Os contratos podem durar até 35 anos e preveem pagamentos ao poder público sobre a produção em metros cúbicos, sendo o total arrecadado pelos governos dividido entre entidades como o ICMBio e o Fundo Nacional de Desenvolvimento Florestal. Mesmo com as taxas, as concessões são vantajosas para o empresário. “Ao comparar o manejo florestal no sistema de concessão e o manejo em áreas privadas, o preço do produto final é o mesmo”, afirma Tamanho.

Se a solução não é nova, por que o problema persiste? O Brasil tem cerca de 1,5 milhão de hectares de florestas sob concessão, o equivalente a menos de 3% do potencial nacional. Segundo análises do Imaflora, até 25 milhões de hectares de concessões poderiam suprir 100% da produção de madeira atual, sem a necessidade de migrar para outras áreas.
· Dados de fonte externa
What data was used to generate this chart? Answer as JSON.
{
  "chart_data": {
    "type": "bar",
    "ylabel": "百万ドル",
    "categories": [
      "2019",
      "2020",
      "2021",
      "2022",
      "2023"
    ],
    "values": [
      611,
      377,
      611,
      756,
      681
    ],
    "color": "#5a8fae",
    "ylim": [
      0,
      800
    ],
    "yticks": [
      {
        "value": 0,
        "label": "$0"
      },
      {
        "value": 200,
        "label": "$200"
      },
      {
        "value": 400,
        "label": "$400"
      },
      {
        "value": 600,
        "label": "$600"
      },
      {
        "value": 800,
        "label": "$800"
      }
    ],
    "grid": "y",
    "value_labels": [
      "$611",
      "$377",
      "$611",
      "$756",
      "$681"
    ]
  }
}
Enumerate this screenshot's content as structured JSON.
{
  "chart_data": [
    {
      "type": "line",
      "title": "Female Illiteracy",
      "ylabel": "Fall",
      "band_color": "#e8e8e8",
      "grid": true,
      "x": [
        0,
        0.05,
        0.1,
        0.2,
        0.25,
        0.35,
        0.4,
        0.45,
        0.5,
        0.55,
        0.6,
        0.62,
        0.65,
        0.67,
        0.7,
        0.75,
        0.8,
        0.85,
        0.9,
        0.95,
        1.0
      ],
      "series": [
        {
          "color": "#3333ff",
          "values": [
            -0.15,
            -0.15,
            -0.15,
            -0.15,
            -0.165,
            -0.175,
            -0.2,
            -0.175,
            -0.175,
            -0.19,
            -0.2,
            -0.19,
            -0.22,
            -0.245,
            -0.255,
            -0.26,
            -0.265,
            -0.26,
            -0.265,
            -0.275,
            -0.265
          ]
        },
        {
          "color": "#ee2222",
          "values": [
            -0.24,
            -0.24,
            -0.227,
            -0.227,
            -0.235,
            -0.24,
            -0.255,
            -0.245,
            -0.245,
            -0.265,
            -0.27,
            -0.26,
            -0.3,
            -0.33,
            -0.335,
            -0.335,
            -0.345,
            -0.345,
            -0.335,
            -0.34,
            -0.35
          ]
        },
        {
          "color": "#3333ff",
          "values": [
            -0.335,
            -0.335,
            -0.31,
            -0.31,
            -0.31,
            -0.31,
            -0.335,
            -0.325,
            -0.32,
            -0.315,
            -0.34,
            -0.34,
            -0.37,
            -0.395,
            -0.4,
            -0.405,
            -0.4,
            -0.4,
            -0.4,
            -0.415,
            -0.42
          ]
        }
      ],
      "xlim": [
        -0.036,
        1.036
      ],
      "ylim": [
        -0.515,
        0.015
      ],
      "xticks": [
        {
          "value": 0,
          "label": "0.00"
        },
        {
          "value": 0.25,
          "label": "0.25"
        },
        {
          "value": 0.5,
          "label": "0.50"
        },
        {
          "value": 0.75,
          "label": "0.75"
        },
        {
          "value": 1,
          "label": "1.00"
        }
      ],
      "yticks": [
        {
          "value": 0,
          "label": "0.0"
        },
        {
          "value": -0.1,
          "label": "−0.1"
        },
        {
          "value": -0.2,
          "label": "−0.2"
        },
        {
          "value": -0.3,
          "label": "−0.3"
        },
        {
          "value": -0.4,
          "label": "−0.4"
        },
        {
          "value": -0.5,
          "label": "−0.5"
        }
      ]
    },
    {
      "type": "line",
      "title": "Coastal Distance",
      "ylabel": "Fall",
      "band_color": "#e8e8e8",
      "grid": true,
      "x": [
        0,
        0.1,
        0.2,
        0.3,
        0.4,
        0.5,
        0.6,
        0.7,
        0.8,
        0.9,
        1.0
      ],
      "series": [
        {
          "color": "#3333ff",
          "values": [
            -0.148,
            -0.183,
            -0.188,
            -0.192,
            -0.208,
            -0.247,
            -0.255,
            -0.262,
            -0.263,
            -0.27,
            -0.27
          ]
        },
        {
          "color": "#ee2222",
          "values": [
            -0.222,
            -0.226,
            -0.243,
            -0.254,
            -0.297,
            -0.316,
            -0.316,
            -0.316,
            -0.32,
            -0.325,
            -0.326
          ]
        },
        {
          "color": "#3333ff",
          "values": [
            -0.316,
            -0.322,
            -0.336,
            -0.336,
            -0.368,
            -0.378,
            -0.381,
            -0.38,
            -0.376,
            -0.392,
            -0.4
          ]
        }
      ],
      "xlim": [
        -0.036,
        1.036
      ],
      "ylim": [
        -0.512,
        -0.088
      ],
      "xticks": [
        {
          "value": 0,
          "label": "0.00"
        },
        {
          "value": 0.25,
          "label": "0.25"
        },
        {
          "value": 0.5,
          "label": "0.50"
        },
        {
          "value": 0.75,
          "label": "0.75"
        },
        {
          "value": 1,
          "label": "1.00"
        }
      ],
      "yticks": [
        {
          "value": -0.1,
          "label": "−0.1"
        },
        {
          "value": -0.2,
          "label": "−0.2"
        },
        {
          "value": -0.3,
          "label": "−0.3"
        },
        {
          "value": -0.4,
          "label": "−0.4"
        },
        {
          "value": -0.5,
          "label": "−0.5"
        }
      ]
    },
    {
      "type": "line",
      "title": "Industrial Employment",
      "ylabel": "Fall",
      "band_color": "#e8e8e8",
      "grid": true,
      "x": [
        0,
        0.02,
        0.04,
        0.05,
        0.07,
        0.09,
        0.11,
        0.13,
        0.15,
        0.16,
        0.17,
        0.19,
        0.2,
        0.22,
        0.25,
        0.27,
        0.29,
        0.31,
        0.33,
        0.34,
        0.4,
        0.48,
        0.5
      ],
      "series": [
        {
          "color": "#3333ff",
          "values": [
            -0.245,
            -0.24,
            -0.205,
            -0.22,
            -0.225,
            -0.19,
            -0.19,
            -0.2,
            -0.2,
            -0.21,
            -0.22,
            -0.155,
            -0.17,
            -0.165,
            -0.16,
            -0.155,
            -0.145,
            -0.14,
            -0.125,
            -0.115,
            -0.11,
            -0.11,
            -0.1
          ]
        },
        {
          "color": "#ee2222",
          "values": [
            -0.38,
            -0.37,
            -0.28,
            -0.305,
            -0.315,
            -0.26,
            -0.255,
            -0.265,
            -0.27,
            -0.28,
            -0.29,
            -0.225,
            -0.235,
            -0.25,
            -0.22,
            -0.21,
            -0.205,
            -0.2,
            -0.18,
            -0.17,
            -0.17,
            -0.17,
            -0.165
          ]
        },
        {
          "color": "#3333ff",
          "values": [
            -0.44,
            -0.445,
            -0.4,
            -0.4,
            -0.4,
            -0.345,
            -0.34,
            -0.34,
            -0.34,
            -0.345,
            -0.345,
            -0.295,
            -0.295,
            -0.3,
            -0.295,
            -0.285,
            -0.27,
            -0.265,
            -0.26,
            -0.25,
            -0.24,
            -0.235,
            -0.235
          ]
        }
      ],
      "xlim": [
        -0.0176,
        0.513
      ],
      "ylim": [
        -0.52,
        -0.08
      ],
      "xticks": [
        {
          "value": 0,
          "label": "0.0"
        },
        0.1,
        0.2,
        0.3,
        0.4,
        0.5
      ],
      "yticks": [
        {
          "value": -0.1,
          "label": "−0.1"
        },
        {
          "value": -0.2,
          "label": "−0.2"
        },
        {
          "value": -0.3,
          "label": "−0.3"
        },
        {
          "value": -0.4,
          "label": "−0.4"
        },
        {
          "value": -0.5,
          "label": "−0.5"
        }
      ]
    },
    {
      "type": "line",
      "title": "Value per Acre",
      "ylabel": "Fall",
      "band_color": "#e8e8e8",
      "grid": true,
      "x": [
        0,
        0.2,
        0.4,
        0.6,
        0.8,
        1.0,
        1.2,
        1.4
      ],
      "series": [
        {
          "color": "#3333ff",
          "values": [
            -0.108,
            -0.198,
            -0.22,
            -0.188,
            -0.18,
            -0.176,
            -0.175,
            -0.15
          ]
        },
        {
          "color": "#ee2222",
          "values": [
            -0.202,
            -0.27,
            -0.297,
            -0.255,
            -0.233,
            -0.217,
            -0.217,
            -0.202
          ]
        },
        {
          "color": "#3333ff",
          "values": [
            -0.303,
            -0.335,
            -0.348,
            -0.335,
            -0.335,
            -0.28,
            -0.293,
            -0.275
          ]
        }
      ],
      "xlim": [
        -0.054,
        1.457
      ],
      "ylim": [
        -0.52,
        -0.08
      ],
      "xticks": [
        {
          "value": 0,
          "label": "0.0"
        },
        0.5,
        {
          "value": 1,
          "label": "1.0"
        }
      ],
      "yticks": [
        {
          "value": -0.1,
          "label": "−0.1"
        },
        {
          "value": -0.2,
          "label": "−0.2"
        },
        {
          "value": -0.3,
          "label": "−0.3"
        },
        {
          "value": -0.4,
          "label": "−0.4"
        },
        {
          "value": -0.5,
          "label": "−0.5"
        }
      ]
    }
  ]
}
Calcula-se que, somando florestas nacionais e estaduais e áreas ainda sem destinação, mas passíveis de concessão, haja entre 50 milhões e 60 milhões de hectares disponíveis para manejo. Se o potencial é enorme, as dificuldades têm se mostrado ainda maiores.

Um dos empecilhos é a própria lei que trouxe apoio jurídico para o modelo de gestão, mas estabelece ritos complicados. “Hoje, o processo de licitação tem três fases, sendo a última a análise financeira”, diz José Humberto Chaves, diretor substituto de concessão florestal e monitoramento do Serviço Florestal Brasileiro. “Uma simples inversão dessas etapas, colocando a parte financeira no início, reduziria o número de concorrentes aventureiros.” A cessão de áreas federais também pode depender de interações complexas com governos estaduais, caso de uma floresta nacional no Amapá cujo acesso depende da abertura de estradas na região.

Há também o entrave da definição da função de áreas sem destinação, que é responsabilidade da Secretaria de Patrimônio da União. “Esperamos agilizar a oferta dessas áreas”, afirma Chaves. “Na medida em que damos valor à floresta por meio do manejo, conseguimos mantê-la de pé e ainda fazemos rodar a economia local.” Um bom negócio para todos: meio ambiente e comunidades.